I’m in a Dungeons & Dragons game where our GM (game master) is fond of saying, “this is not a [fill in the blank] simulator.” Recently, the question of how darkvision works in the game came up, so I’ve been inspired to use my 3D rendering skills to examine the issue.
This is a Darkvision Simulator
(You may want to click on the images to see the full size versions and see the details I’ll be talking about.)
I’m starting with this scene underground. I’m holding a torch to my left and I have normal vision. Pete is just 10 feet in front of me and I can see him quite clearly. His companion Laura is just 30 feet away from me and down a few steps. That puts her just on the border between the torches bright light and dim light according to the rules, and she is also quite visible. In the dim light, 50 feet away, you can probably see their halfling friend, Gaby (if you look at the fulls size picture and have a computer display with good luminosity). Beyond that, you can’t see much.
NOTE: None of these pictures are using a reality based lighting. In order to have light behave the way the rules call for, I decided to use point lights with linear falloff rather than real world geometric falloff. The light intensity is set to reach 0 at 60 feet.
This is the same scene, but now I, the viewer, have darkvision of the 60 foot range variety. Everything looks brighter, so I can see more detail, but I can’t see any further than I could before. Darkvision is not color vision, so while the color I can see from the torch light is not removed, no additional color is added; just brightness. It makes the people look pale.
NOTE: I did this by adding another light, similar to the torch, but originating directly from my point of view, casting no shadows, and then used the rendered image to modify the luminosity of the first image, but not add color.
Here I’ve bumped the darkvision up to a 90 foot range. Now we can see the monster lurking in the dark just beyond our torch light. That creature is 70 feet away from us, and we can’t see any color in it. The far end of the room is just the edge of our darkvision range, so we can start to see it, but can’t make out much detail.
Bumping the darkvision up to a 120 foot range, we can finally see detail at the end of the room, one of those details being Juanita. Looks like she’s preparing to cast a spell at that monster. Again, no color at that distance.

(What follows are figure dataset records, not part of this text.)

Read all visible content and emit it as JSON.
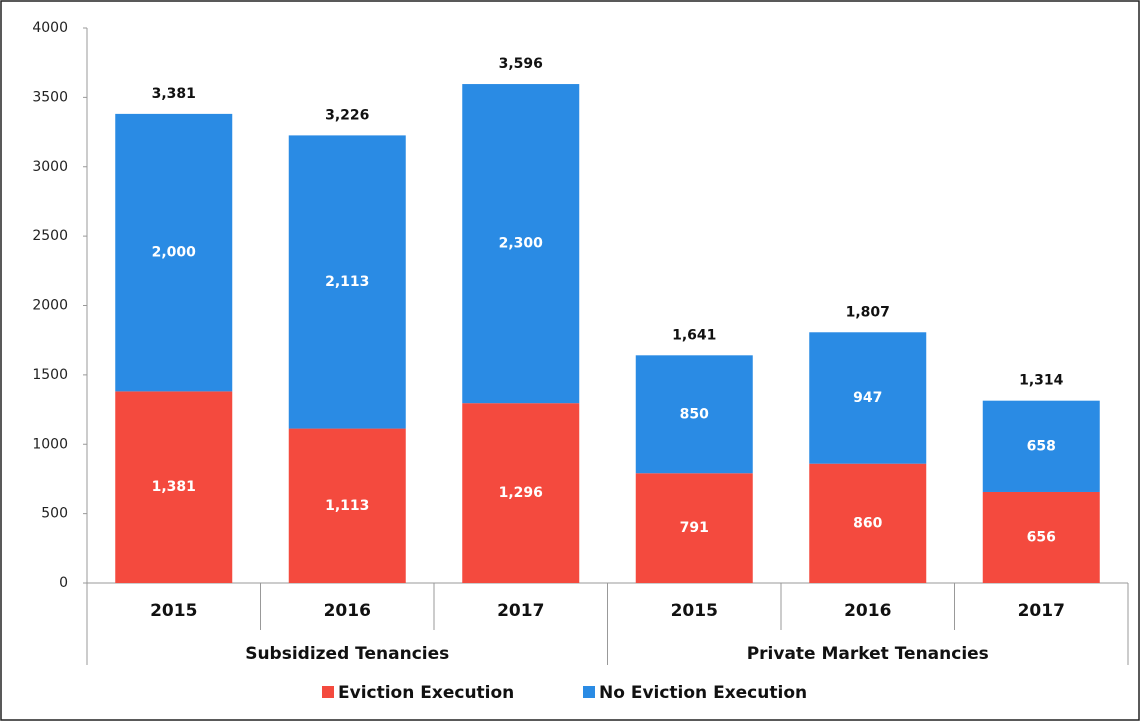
{
  "chart_data": {
    "type": "stacked_bar",
    "groups": [
      {
        "name": "Subsidized Tenancies",
        "categories": [
          "2015",
          "2016",
          "2017"
        ]
      },
      {
        "name": "Private Market Tenancies",
        "categories": [
          "2015",
          "2016",
          "2017"
        ]
      }
    ],
    "series": [
      {
        "name": "Eviction Execution",
        "color": "#f44a3e",
        "values": [
          1381,
          1113,
          1296,
          791,
          860,
          656
        ],
        "value_labels": [
          "1,381",
          "1,113",
          "1,296",
          "791",
          "860",
          "656"
        ]
      },
      {
        "name": "No Eviction Execution",
        "color": "#2a8be4",
        "values": [
          2000,
          2113,
          2300,
          850,
          947,
          658
        ],
        "value_labels": [
          "2,000",
          "2,113",
          "2,300",
          "850",
          "947",
          "658"
        ]
      }
    ],
    "totals": [
      3381,
      3226,
      3596,
      1641,
      1807,
      1314
    ],
    "total_labels": [
      "3,381",
      "3,226",
      "3,596",
      "1,641",
      "1,807",
      "1,314"
    ],
    "ylim": [
      0,
      4000
    ],
    "yticks": [
      0,
      500,
      1000,
      1500,
      2000,
      2500,
      3000,
      3500,
      4000
    ],
    "legend": "bottom"
  }
}
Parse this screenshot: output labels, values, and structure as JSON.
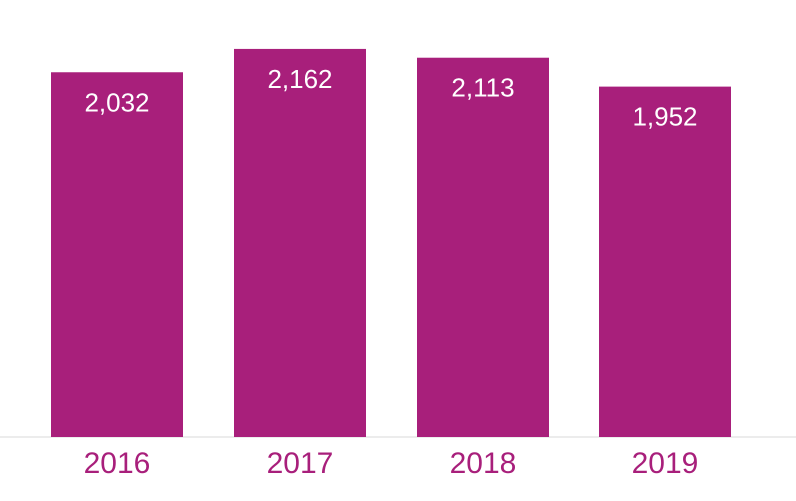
{
  "chart_data": {
    "type": "bar",
    "categories": [
      "2016",
      "2017",
      "2018",
      "2019"
    ],
    "values": [
      2032,
      2162,
      2113,
      1952
    ],
    "data_labels": [
      "2,032",
      "2,162",
      "2,113",
      "1,952"
    ],
    "title": "",
    "xlabel": "",
    "ylabel": "",
    "ylim": [
      0,
      2400
    ],
    "grid": false,
    "legend": "none",
    "colors": {
      "bar": "#a81f7b",
      "tick_label": "#a81f7b",
      "data_label": "#ffffff",
      "baseline": "#d9d9d9"
    }
  }
}
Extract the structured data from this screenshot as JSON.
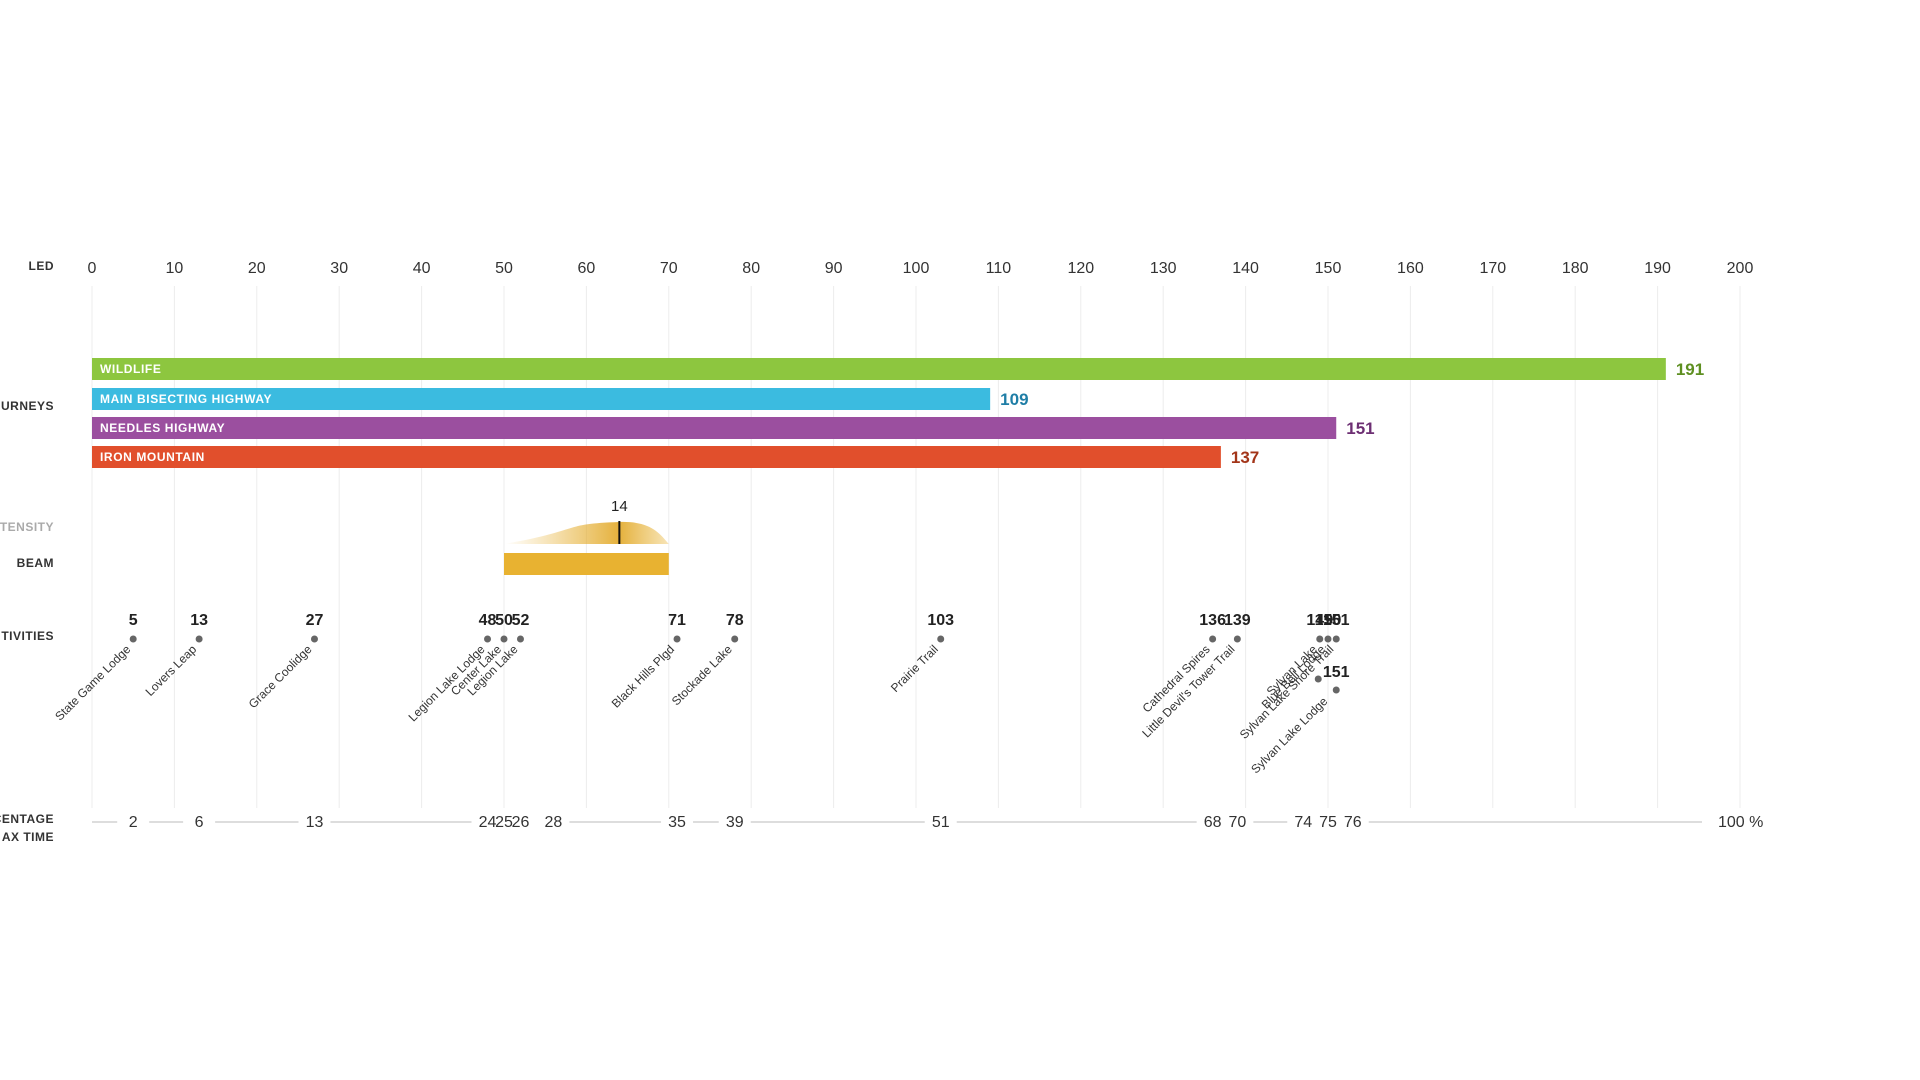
{
  "chart_data": {
    "type": "bar",
    "axis": {
      "label": "LED",
      "min": 0,
      "max": 200,
      "ticks": [
        0,
        10,
        20,
        30,
        40,
        50,
        60,
        70,
        80,
        90,
        100,
        110,
        120,
        130,
        140,
        150,
        160,
        170,
        180,
        190,
        200
      ],
      "grid": true
    },
    "journeys": {
      "label": "URNEYS",
      "series": [
        {
          "name": "WILDLIFE",
          "value": 191,
          "color": "#8dc63f",
          "value_color": "#5e8f21"
        },
        {
          "name": "MAIN BISECTING HIGHWAY",
          "value": 109,
          "color": "#3bbbe0",
          "value_color": "#1f7ea6"
        },
        {
          "name": "NEEDLES HIGHWAY",
          "value": 151,
          "color": "#9b4f9f",
          "value_color": "#6d2f73"
        },
        {
          "name": "IRON MOUNTAIN",
          "value": 137,
          "color": "#e14f2c",
          "value_color": "#a33519"
        }
      ]
    },
    "intensity": {
      "label": "TENSITY",
      "value": 14,
      "peak_at": 64,
      "range": [
        50,
        70
      ],
      "color": "#e0a31a"
    },
    "beam": {
      "label": "BEAM",
      "range": [
        50,
        70
      ],
      "color": "#e8b231"
    },
    "activities": {
      "label": "TIVITIES",
      "items": [
        {
          "value": 5,
          "name": "State Game Lodge"
        },
        {
          "value": 13,
          "name": "Lovers Leap"
        },
        {
          "value": 27,
          "name": "Grace Coolidge"
        },
        {
          "value": 48,
          "name": "Legion Lake Lodge"
        },
        {
          "value": 50,
          "name": "Center Lake"
        },
        {
          "value": 52,
          "name": "Legion Lake"
        },
        {
          "value": 71,
          "name": "Black Hills Plgd"
        },
        {
          "value": 78,
          "name": "Stockade Lake"
        },
        {
          "value": 103,
          "name": "Prairie Trail"
        },
        {
          "value": 136,
          "name": "Cathedral Spires"
        },
        {
          "value": 139,
          "name": "Little Devil's Tower Trail"
        },
        {
          "value": 149,
          "name": "Sylvan Lake"
        },
        {
          "value": 150,
          "name": "Blue Bell Lodge"
        },
        {
          "value": 151,
          "name": "Sylvan Lake Shore Trail"
        },
        {
          "value": 151,
          "name": "Sylvan Lake Lodge"
        }
      ]
    },
    "percentage": {
      "label_line1": "CENTAGE",
      "label_line2": "AX TIME",
      "marks": [
        {
          "value": 2,
          "at": 5
        },
        {
          "value": 6,
          "at": 13
        },
        {
          "value": 13,
          "at": 27
        },
        {
          "value": 24,
          "at": 48
        },
        {
          "value": 25,
          "at": 50
        },
        {
          "value": 26,
          "at": 52
        },
        {
          "value": 28,
          "at": 56
        },
        {
          "value": 35,
          "at": 71
        },
        {
          "value": 39,
          "at": 78
        },
        {
          "value": 51,
          "at": 103
        },
        {
          "value": 68,
          "at": 136
        },
        {
          "value": 70,
          "at": 139
        },
        {
          "value": 74,
          "at": 147
        },
        {
          "value": 75,
          "at": 150
        },
        {
          "value": 76,
          "at": 153
        }
      ],
      "end_label": "100 %"
    }
  }
}
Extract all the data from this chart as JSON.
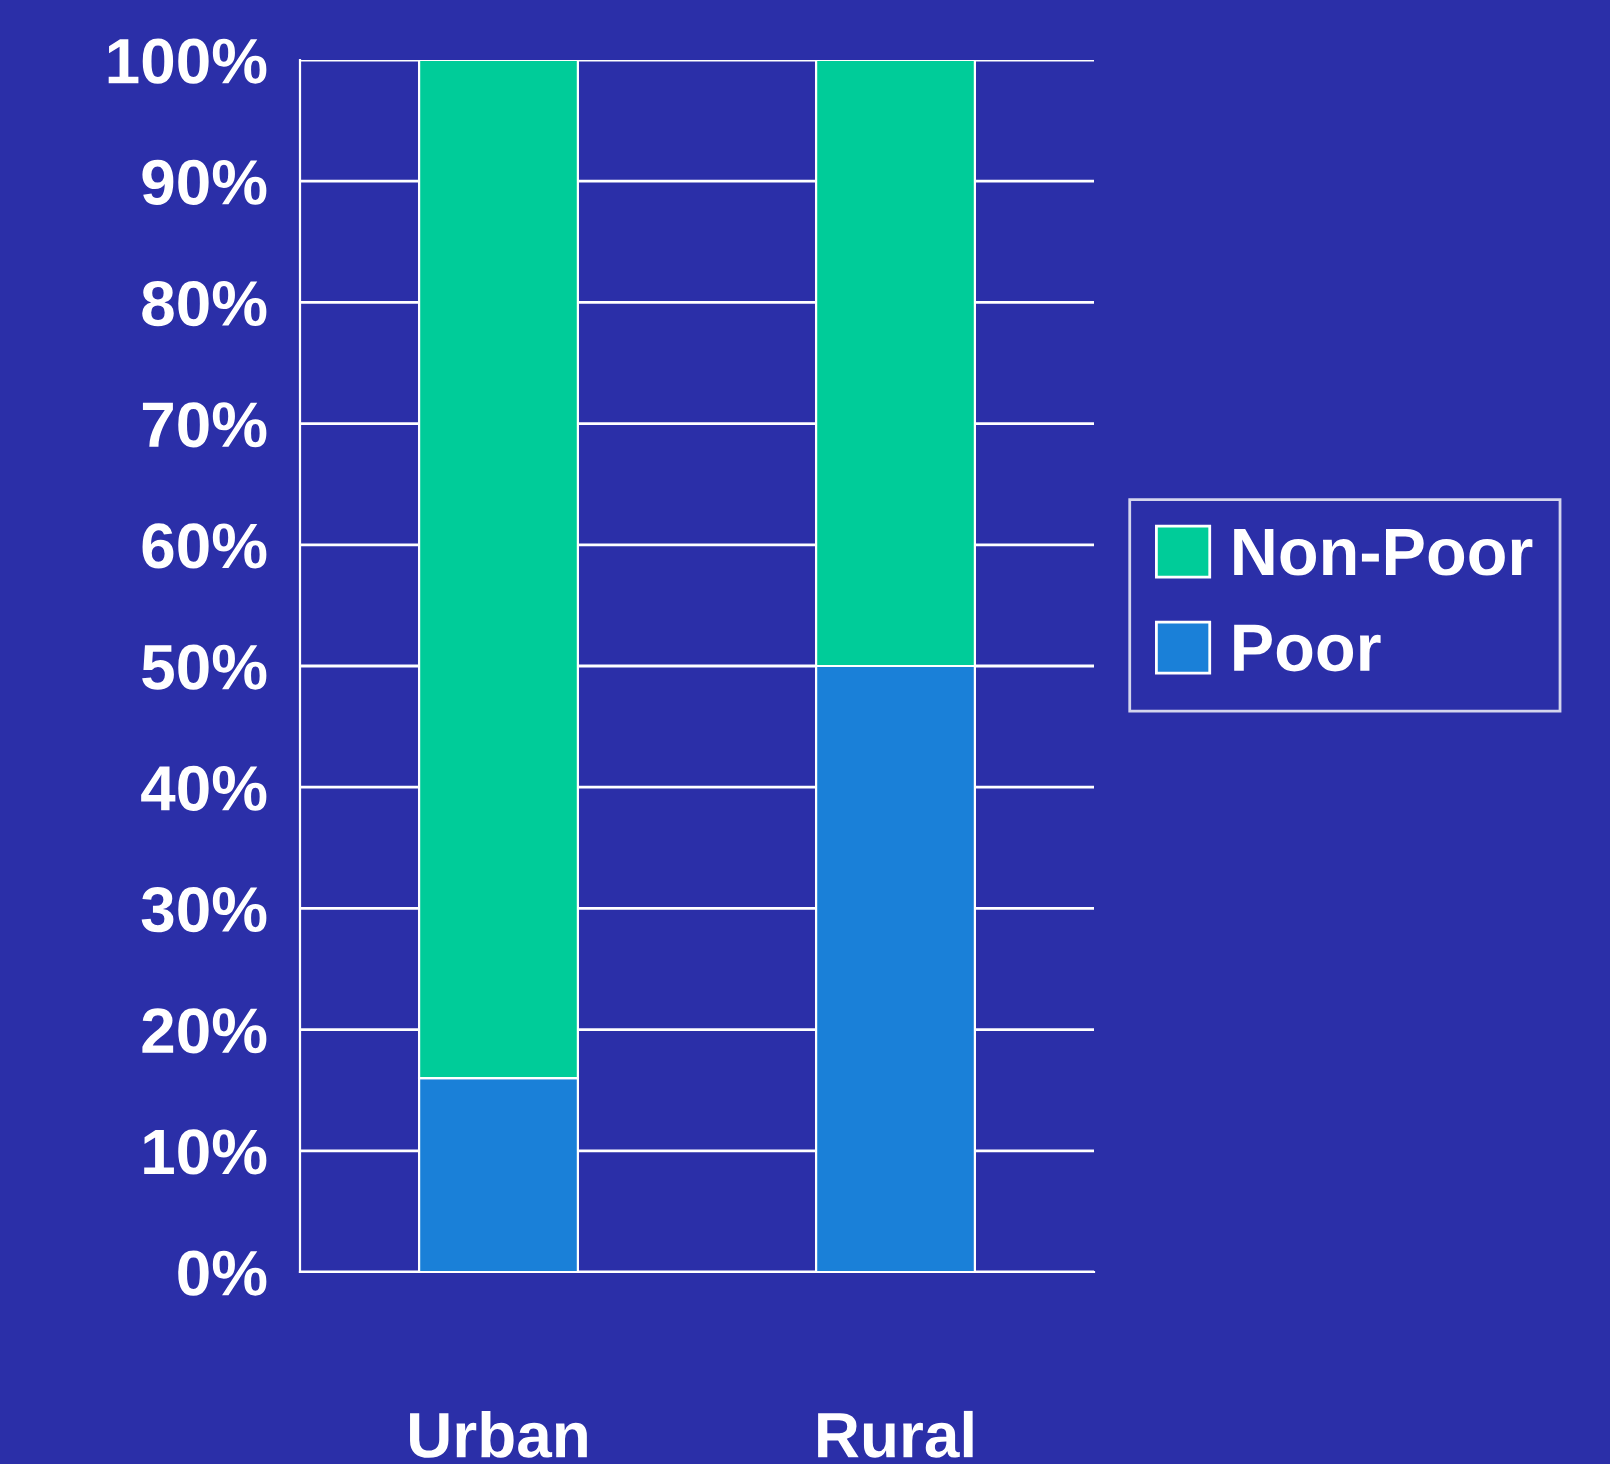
{
  "chart_data": {
    "type": "bar",
    "stacked": true,
    "categories": [
      "Urban",
      "Rural"
    ],
    "series": [
      {
        "name": "Poor",
        "color": "#1a80d8",
        "values": [
          16,
          50
        ]
      },
      {
        "name": "Non-Poor",
        "color": "#00cc99",
        "values": [
          84,
          50
        ]
      }
    ],
    "ylim": [
      0,
      100
    ],
    "yticks": [
      {
        "value": 0,
        "label": "0%"
      },
      {
        "value": 10,
        "label": "10%"
      },
      {
        "value": 20,
        "label": "20%"
      },
      {
        "value": 30,
        "label": "30%"
      },
      {
        "value": 40,
        "label": "40%"
      },
      {
        "value": 50,
        "label": "50%"
      },
      {
        "value": 60,
        "label": "60%"
      },
      {
        "value": 70,
        "label": "70%"
      },
      {
        "value": 80,
        "label": "80%"
      },
      {
        "value": 90,
        "label": "90%"
      },
      {
        "value": 100,
        "label": "100%"
      }
    ],
    "grid": "y",
    "legend": "right"
  }
}
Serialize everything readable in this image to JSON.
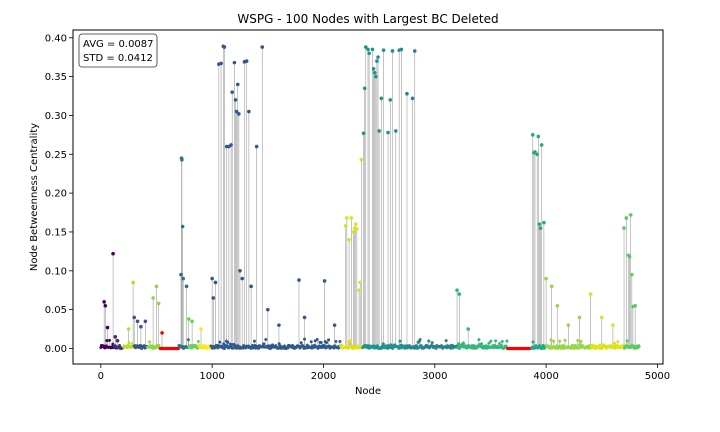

Now that we have 120 foot darkvision, maybe we should just snuff out the torch and see what happens.
Without the torch, we lose all of the color. Pete and Laura have lost the extra brightness, but we can still see them clearly and in detail.
NOTE: Because of the angle of the torch, and some other factors, we didn’t have much in the way of shadows in the first place, but it’s worth saying that darkvision doesn’t provide any shadows of its own. That can leave the scene looking a bit flat.
That could have been the end of it, but then I thought, “What if there was a light source at the end of this cavern hall?”
I’ve returned to normal vision, relit my torch, and lit a torch on the wall at the opposite end of the chamber. Now we can see everyone in the room. Juanita and the monster, because of their positions relative to the distant torch, appear mostly as silhouettes. Everything has color now, including the ceiling which is now very visible.
Turning on the darkvision 60 feet adds some detail to nearby objects, but does nothing for the distant objects.
Extending our darkvision to 90 feet, the monster is no longer a silhouette.
Extending our darkvision to 120 feet, we can see a little detail in Juanita.
Now suppose we are sneaking, and have our own torch extinguished, but the distant torch is still lit.
Though I am in darkness, I can see the far end of the room clearly. Juanita and the monster are still looking like silhouettes because of their positioning, but what about these other people. Pete is certainly in darkness as much as I am, but he and Laura and Gaby are visible to me as silhouettes because they are blocking my view of the lit areas.
Bringing back the 60 foot darkvision, we get the odd effect of nearby objects being grey while distant objects are in color.
There’s nothing unexpected as we ramp up the darkvision to 90 and then 120 feet. More light, but not more color.
In conclusion, this is just one person’s way of looking at darkvision; a blend between how light really works, and how D&D 5.0 tells us it works. I think it gives us fun and somewhat believable fantasy.